2015 State Fashion Revue a Success!
Posted: October 20, 2015
The contestants modeled at the 2015 evening fashion show for all State Days participants.
Congratulations to the Honor Group, from left to right: Joanna Wagner (Montgomery); Kyra Rotz (Franklin); Diana Sarnicke (Washington); Morgan Narducci (Montgomery); Christina Williams (Bucks); Erin Schaffer (Tioga, 3rd place); Natalie Sensenig (Lancaster, 2nd place);Morgan Melton (Lancaster); Katie Kreider (Lebanon, 1st place); Laura Sensenig (Lancaster); Brooke Hostetter (Lancaster); Ellie Hostetter (Lancaster).
Tips from Fashion Revue Judges and Participants
- We asked State Fashion Revue participants about their preparation for Fashion Revue competition. Most reported that their leader did not prepare them. They learned from other members who had been in Fashion Revue before. Most reported that they learned modeling tips from the workshops at their Regional Fashion Revue.
- Several participants reported that their leader had worked with them on interview skills, modeling skills, and making sure that they knew the correct terms for the skills that they had learned while making their ensemble. A Fashion Revue leaflet is available from your Extension Office to help you help them.
- Several judges reported that members need to do a better job of removing bulk in seams, collars, and cuffs. Trimming and grading are important skills.

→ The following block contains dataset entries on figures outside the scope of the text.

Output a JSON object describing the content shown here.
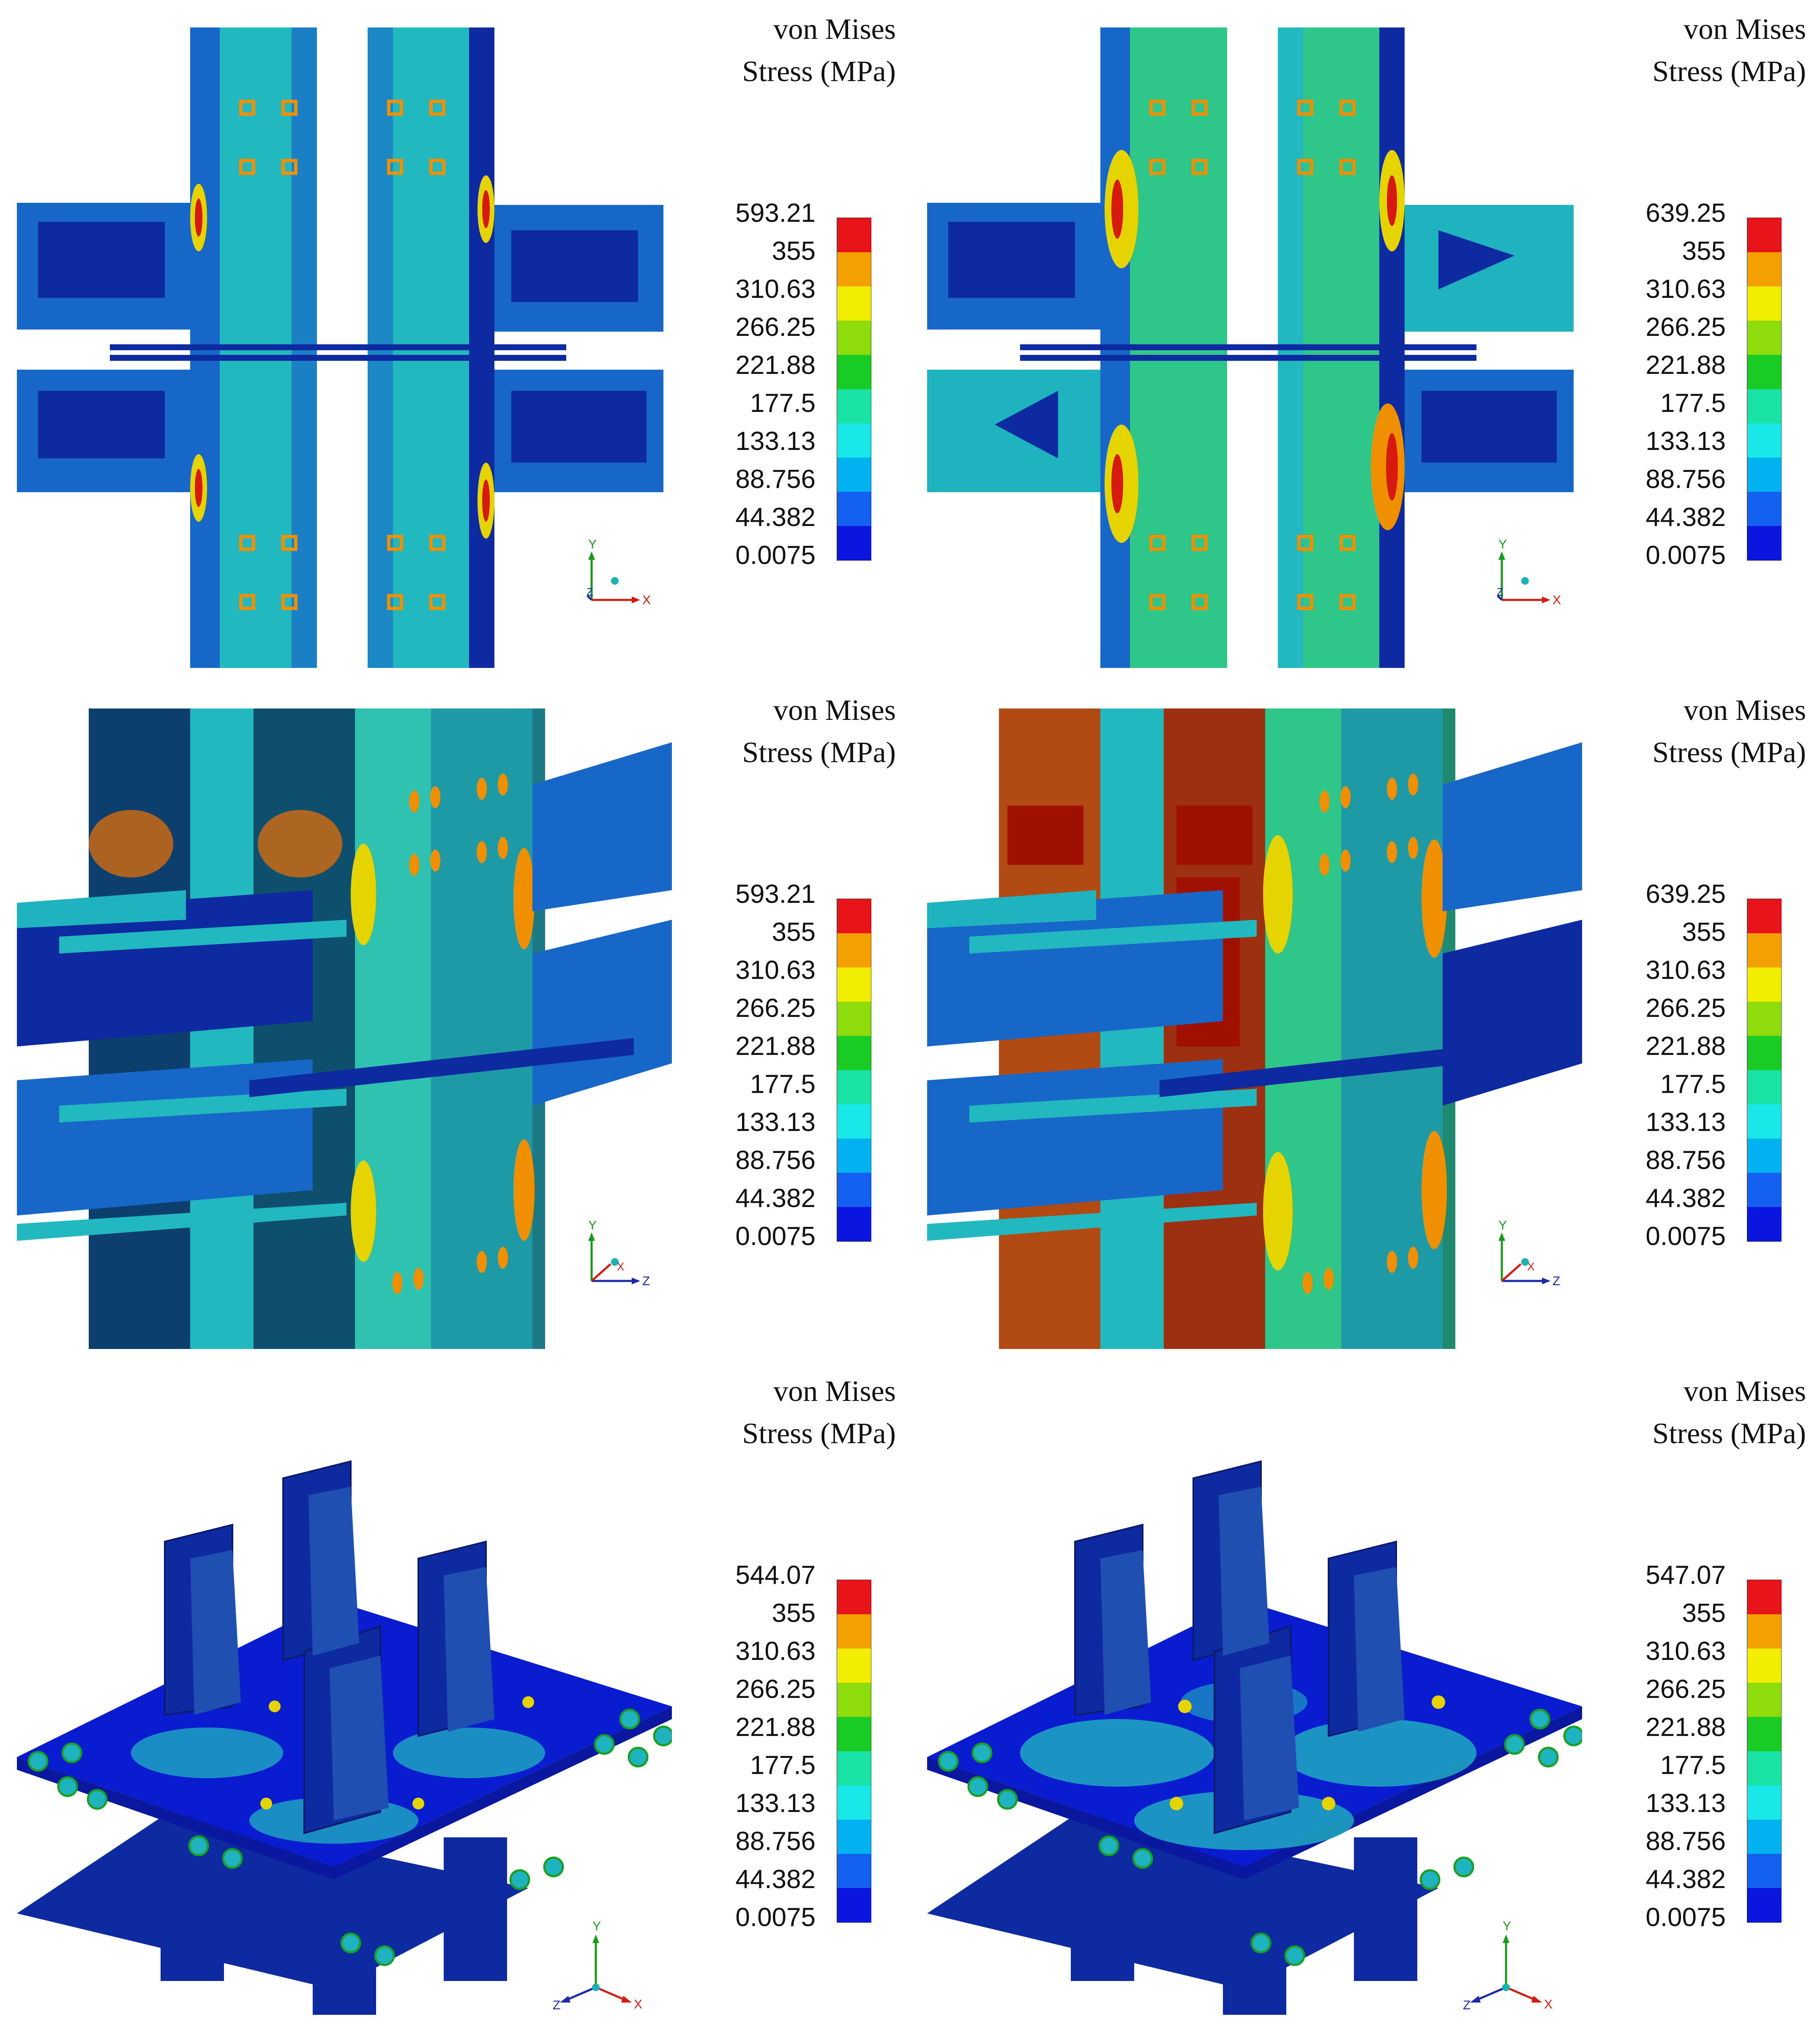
{
  "panels": [
    {
      "id": "top-left",
      "legend_title_1": "von Mises",
      "legend_title_2": "Stress (MPa)",
      "legend_values": [
        "593.21",
        "355",
        "310.63",
        "266.25",
        "221.88",
        "177.5",
        "133.13",
        "88.756",
        "44.382",
        "0.0075"
      ],
      "axes": {
        "vertical": "Y",
        "horizontal": "X",
        "third": "Z"
      }
    },
    {
      "id": "top-right",
      "legend_title_1": "von Mises",
      "legend_title_2": "Stress (MPa)",
      "legend_values": [
        "639.25",
        "355",
        "310.63",
        "266.25",
        "221.88",
        "177.5",
        "133.13",
        "88.756",
        "44.382",
        "0.0075"
      ],
      "axes": {
        "vertical": "Y",
        "horizontal": "X",
        "third": "Z"
      }
    },
    {
      "id": "middle-left",
      "legend_title_1": "von Mises",
      "legend_title_2": "Stress (MPa)",
      "legend_values": [
        "593.21",
        "355",
        "310.63",
        "266.25",
        "221.88",
        "177.5",
        "133.13",
        "88.756",
        "44.382",
        "0.0075"
      ],
      "axes": {
        "vertical": "Y",
        "horizontal": "Z",
        "third": "X"
      }
    },
    {
      "id": "middle-right",
      "legend_title_1": "von Mises",
      "legend_title_2": "Stress (MPa)",
      "legend_values": [
        "639.25",
        "355",
        "310.63",
        "266.25",
        "221.88",
        "177.5",
        "133.13",
        "88.756",
        "44.382",
        "0.0075"
      ],
      "axes": {
        "vertical": "Y",
        "horizontal": "Z",
        "third": "X"
      }
    },
    {
      "id": "bottom-left",
      "legend_title_1": "von Mises",
      "legend_title_2": "Stress (MPa)",
      "legend_values": [
        "544.07",
        "355",
        "310.63",
        "266.25",
        "221.88",
        "177.5",
        "133.13",
        "88.756",
        "44.382",
        "0.0075"
      ],
      "axes": {
        "vertical": "Y",
        "horizontal": "X",
        "third": "Z"
      }
    },
    {
      "id": "bottom-right",
      "legend_title_1": "von Mises",
      "legend_title_2": "Stress (MPa)",
      "legend_values": [
        "547.07",
        "355",
        "310.63",
        "266.25",
        "221.88",
        "177.5",
        "133.13",
        "88.756",
        "44.382",
        "0.0075"
      ],
      "axes": {
        "vertical": "Y",
        "horizontal": "X",
        "third": "Z"
      }
    }
  ],
  "color_scale": [
    "#e8141a",
    "#f4a100",
    "#f2ee00",
    "#8fdc0c",
    "#19cc23",
    "#19e3a4",
    "#19e8e8",
    "#00b3f0",
    "#1460f0",
    "#0a16e0"
  ],
  "model_colors": {
    "dark_blue": "#0a1c8a",
    "mid_blue": "#1657c8",
    "cyan": "#1fc3c4",
    "teal": "#2ea6a0",
    "green": "#3bbf3b",
    "yellow": "#e6d400",
    "orange": "#f09000",
    "red": "#d61a10",
    "navy": "#0a1a6e"
  }
}
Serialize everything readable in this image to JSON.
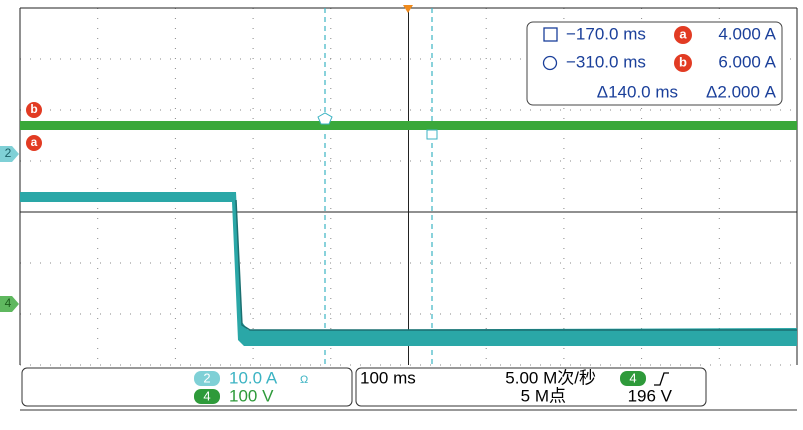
{
  "cursor_readout": {
    "t1": "−170.0 ms",
    "marker_a": "a",
    "v1": "4.000 A",
    "t2": "−310.0 ms",
    "marker_b": "b",
    "v2": "6.000 A",
    "dt": "Δ140.0 ms",
    "dv": "Δ2.000 A"
  },
  "markers": {
    "b": "b",
    "a": "a",
    "ch2": "2",
    "ch4": "4"
  },
  "channels": [
    {
      "id": "2",
      "scale": "10.0 A",
      "unit_icon": "Ω"
    },
    {
      "id": "4",
      "scale": "100 V"
    }
  ],
  "acquisition": {
    "timebase": "100 ms",
    "sample_rate": "5.00 M次/秒",
    "memory": "5 M点",
    "trigger_channel": "4",
    "trigger_level": "196 V"
  }
}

- One judge commented it was good to see members using up-to-date skills such as using a double needle for hems in knits.
- One judge was concerned that youth who made simple outfits should be guided to use fashion fabric, rather than quilting cotton. She mentioned that members should be encouraged to buy fabric on-line, if fashion fabrics are not available locally.
- Good pressing is very important to a successful outfit.
- Several judges were concerned that youth tackled projects that were too far beyond their skill level. We want to give youth a successful experience. A good guideline is to build on the skills the child already has by adding only one or two new elements such as a different fabric, or a lining, or a zipper, or a collar, or sleeves. Trying to learn too many new skills will result in frustration and a less-than-quality finished product. See “Progression of Skills”.